La idea es crear un pequeño punto de venta interno que cumpla una doble función: apoyar a las familias y terapeutas con recursos didácticos alineados a las terapias, y ofrecer opciones de alimentación más saludables que las alternativas típicas de “comida chatarra” que suelen encontrarse cerca de escuelas o centros educativos.
Para este proyecto considero que se requerirá un financiamiento inicial moderado para inventario, mobiliario básico y una pequeña adecuación del espacio, así como un financiamiento de operación que pueda sostener la reposición de productos en los primeros meses hasta alcanzar el punto de equilibrio.
En cuanto a fuentes internas, la que considero más adecuada es la reinversión de utilidades del centro terapéutico.
Una ventaja de esta fuente es que no genera deuda ni intereses, lo que da mayor flexibilidad financiera en la etapa temprana del proyecto.

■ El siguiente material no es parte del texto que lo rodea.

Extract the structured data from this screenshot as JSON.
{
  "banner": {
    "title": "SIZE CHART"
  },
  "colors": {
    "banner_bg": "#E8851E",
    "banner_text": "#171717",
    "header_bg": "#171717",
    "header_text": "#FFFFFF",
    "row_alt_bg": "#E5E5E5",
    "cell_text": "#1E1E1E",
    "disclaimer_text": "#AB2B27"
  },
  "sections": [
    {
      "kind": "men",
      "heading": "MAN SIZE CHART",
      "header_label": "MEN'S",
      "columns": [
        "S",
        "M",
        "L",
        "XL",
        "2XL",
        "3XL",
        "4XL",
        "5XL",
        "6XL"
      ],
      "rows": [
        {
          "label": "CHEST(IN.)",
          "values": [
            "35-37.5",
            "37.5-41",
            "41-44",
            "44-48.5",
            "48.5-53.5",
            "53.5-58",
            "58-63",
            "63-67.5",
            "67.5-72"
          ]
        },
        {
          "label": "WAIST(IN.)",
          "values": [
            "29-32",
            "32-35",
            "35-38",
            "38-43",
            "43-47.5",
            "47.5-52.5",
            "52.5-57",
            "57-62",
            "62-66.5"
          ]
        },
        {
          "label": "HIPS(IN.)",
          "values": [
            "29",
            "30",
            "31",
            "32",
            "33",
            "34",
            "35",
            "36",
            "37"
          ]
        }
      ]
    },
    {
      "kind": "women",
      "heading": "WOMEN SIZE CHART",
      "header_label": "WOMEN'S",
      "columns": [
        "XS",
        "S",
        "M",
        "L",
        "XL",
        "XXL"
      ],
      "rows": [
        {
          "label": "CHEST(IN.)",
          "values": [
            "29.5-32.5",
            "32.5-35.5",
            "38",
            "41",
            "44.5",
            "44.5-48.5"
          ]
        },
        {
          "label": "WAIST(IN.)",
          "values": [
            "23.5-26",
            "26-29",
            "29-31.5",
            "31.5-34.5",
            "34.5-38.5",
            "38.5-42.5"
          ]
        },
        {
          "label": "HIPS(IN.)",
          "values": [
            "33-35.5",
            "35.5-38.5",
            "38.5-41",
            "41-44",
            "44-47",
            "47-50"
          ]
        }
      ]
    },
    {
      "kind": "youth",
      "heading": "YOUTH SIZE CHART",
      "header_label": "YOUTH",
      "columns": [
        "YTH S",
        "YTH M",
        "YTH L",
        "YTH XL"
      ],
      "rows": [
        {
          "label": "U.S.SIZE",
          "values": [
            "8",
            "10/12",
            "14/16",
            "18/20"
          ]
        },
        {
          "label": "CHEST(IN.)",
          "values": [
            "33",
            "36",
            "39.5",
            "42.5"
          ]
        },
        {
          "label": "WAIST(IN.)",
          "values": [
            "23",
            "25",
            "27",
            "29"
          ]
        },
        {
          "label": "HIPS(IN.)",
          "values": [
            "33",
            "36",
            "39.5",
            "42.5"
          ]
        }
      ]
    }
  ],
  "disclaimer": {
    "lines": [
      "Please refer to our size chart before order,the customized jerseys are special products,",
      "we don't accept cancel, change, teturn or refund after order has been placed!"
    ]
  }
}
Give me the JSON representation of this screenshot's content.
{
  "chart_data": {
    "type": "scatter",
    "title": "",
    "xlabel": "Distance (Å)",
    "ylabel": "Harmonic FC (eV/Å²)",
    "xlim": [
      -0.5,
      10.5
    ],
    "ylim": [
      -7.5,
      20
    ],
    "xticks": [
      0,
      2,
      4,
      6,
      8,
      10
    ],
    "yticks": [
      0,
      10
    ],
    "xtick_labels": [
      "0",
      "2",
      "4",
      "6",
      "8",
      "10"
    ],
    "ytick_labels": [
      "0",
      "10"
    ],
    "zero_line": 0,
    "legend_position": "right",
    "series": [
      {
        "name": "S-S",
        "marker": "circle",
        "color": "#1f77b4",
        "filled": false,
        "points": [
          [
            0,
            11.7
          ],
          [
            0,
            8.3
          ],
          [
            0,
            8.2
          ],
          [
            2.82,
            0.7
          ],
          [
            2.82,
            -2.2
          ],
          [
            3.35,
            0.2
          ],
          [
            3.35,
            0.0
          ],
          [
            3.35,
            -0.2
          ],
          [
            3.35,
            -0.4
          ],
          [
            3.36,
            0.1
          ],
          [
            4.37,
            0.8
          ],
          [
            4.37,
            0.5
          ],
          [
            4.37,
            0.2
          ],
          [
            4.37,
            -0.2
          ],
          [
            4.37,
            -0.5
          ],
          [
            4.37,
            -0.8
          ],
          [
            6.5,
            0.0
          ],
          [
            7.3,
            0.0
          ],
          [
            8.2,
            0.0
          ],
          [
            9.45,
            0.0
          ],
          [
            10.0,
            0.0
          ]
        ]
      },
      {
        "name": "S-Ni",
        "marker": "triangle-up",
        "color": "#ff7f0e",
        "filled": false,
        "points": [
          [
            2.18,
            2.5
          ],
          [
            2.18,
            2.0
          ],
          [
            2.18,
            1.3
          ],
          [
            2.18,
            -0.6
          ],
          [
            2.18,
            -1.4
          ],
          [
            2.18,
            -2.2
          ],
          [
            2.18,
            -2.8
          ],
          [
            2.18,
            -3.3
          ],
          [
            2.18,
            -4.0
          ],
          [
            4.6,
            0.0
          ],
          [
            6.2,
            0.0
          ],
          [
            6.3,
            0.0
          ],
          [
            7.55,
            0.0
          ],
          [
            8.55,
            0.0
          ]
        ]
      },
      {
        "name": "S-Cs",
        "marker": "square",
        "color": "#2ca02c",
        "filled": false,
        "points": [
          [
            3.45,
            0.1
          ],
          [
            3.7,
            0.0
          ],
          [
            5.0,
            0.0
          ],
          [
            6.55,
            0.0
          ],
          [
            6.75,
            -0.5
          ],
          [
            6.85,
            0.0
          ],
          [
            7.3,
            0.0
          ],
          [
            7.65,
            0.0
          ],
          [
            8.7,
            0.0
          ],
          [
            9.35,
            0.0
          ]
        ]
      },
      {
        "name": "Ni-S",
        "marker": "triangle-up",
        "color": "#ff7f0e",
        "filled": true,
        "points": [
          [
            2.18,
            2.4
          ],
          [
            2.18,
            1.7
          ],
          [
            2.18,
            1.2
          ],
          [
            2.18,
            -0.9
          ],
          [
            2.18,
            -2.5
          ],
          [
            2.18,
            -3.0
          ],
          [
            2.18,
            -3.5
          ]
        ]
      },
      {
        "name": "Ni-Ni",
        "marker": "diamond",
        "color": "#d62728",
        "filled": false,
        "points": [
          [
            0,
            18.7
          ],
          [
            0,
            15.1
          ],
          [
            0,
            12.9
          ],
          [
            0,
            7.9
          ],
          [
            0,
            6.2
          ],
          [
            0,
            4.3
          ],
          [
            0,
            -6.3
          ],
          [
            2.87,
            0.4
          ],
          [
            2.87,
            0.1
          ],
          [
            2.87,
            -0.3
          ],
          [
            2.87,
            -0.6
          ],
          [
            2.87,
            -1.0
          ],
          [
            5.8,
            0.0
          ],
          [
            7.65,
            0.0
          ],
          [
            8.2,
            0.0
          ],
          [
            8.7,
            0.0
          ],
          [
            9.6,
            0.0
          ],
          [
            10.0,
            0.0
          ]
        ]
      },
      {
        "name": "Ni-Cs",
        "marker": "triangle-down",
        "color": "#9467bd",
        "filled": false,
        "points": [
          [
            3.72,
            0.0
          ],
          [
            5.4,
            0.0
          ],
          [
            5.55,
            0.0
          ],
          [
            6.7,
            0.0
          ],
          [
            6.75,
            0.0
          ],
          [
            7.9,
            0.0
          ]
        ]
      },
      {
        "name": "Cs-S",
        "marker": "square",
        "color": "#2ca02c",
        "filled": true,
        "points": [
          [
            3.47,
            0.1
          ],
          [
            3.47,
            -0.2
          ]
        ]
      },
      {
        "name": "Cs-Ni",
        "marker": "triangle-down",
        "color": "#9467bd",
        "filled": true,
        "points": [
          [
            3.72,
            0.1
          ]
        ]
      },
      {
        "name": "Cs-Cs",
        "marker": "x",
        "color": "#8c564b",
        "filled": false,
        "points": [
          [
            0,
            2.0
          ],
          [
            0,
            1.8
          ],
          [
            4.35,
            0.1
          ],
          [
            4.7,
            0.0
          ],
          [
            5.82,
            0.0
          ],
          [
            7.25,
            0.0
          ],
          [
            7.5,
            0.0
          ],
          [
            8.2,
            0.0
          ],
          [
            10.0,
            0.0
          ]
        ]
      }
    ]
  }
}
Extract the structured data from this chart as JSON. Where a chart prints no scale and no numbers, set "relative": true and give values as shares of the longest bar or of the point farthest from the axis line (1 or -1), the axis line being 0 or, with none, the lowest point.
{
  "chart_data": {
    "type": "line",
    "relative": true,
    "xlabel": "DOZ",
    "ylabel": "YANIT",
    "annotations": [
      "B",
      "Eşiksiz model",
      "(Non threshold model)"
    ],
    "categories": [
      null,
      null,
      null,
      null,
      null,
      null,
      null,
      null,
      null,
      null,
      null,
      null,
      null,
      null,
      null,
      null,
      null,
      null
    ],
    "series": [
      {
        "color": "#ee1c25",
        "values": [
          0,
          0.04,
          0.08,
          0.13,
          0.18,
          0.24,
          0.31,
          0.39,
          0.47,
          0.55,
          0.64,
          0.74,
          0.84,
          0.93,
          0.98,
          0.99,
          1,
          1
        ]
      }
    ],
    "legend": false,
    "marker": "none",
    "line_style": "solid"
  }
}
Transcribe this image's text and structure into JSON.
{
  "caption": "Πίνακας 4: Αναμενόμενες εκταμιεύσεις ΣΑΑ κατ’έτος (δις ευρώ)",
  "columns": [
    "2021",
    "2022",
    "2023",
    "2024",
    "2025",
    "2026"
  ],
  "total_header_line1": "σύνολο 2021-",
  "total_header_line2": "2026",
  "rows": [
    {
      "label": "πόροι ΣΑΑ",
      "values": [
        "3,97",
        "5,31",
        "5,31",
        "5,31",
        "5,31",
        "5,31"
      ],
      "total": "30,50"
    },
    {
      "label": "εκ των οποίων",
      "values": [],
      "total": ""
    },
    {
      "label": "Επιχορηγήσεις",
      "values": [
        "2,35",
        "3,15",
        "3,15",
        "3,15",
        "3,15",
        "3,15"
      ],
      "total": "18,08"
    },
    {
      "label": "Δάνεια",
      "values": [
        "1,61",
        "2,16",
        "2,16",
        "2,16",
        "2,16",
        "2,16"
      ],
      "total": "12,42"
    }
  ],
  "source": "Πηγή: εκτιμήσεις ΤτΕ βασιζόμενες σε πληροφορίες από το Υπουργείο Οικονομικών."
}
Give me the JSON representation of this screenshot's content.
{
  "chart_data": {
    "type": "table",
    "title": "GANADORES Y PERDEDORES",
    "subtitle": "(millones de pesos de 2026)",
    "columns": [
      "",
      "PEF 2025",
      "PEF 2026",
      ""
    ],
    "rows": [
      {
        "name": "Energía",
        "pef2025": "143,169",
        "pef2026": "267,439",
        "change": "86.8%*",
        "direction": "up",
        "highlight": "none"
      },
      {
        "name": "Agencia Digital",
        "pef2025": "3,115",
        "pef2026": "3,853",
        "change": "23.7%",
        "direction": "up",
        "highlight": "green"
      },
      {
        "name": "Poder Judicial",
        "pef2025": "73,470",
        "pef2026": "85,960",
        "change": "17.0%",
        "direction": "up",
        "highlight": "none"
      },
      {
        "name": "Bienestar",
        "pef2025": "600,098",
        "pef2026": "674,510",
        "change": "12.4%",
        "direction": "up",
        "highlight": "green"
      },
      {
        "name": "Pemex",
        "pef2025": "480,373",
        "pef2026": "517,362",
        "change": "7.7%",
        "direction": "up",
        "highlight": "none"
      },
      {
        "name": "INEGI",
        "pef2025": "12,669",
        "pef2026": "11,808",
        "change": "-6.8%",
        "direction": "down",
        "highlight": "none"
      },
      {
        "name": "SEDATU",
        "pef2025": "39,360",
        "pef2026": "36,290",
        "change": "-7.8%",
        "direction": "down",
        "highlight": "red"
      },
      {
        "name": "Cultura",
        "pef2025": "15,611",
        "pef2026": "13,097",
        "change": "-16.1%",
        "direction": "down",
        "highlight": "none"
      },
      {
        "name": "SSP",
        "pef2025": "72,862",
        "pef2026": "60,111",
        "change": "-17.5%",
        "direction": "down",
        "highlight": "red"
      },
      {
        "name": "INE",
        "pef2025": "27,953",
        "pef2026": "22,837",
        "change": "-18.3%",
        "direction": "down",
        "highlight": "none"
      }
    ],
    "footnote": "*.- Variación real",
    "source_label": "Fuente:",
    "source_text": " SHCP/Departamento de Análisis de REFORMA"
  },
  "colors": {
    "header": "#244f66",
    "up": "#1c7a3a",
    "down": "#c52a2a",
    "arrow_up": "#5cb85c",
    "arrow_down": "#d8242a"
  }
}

La desventaja es que reduce la liquidez disponible para otras necesidades del negocio principal y puede retrasar inversiones en áreas como marketing o mejoras de infraestructura.
En la práctica, esta fuente podría aplicarse destinando un porcentaje fijo mensual de las utilidades del centro (por ejemplo, 10–15%) para ir formando un fondo de inversión, que se utilizaría para comprar inventario inicial de materiales didácticos y snacks saludables, priorizando materiales alineados con los objetivos terapéuticos más comunes y para saciar la sed y hambre tanto de los pacientes como de sus padres con enfoque saludable.
Respecto a fuentes externas, considero que la más adecuada es una línea de crédito revolvente, dado que las cantidades iniciales serían chicas y el proyecto requiere flexibilidad para ajustar el inventario según la demanda real.
Entre sus ventajas están: acceso rápido a liquidez para compras de inventario, pago de intereses solo sobre el saldo utilizado y la posibilidad de sincronizar mejor los flujos de efectivo entre compras y ventas.
La principal desventaja es el riesgo de sobreendeudarse si no se controla el uso de la línea, además del costo financiero de los intereses cuando el saldo no se liquida en su totalidad.
En este proyecto, la línea de crédito revolvente resultaría especialmente útil para financiar la reposición continua de snacks saludables y material didáctico, aprovechando la estacionalidad de la demanda (por ejemplo, incrementos en temporadas de inscripciones o evaluaciones), sin tener que descapitalizar el centro terapéutico.
La idea sería utilizar la reinversión de utilidades para cubrir la inversión inicial en mobiliario y adecuaciones, y la línea de crédito revolvente para operar el capital de trabajo del inventario, pagando la deuda con las ventas y reutilizando el crédito conforme se vaya liquidando.
De esta forma, se combinaría una fuente interna que reduce el riesgo financiero con una fuente externa flexible que nos permitirá responder de manera ágil a las necesidades del proyecto.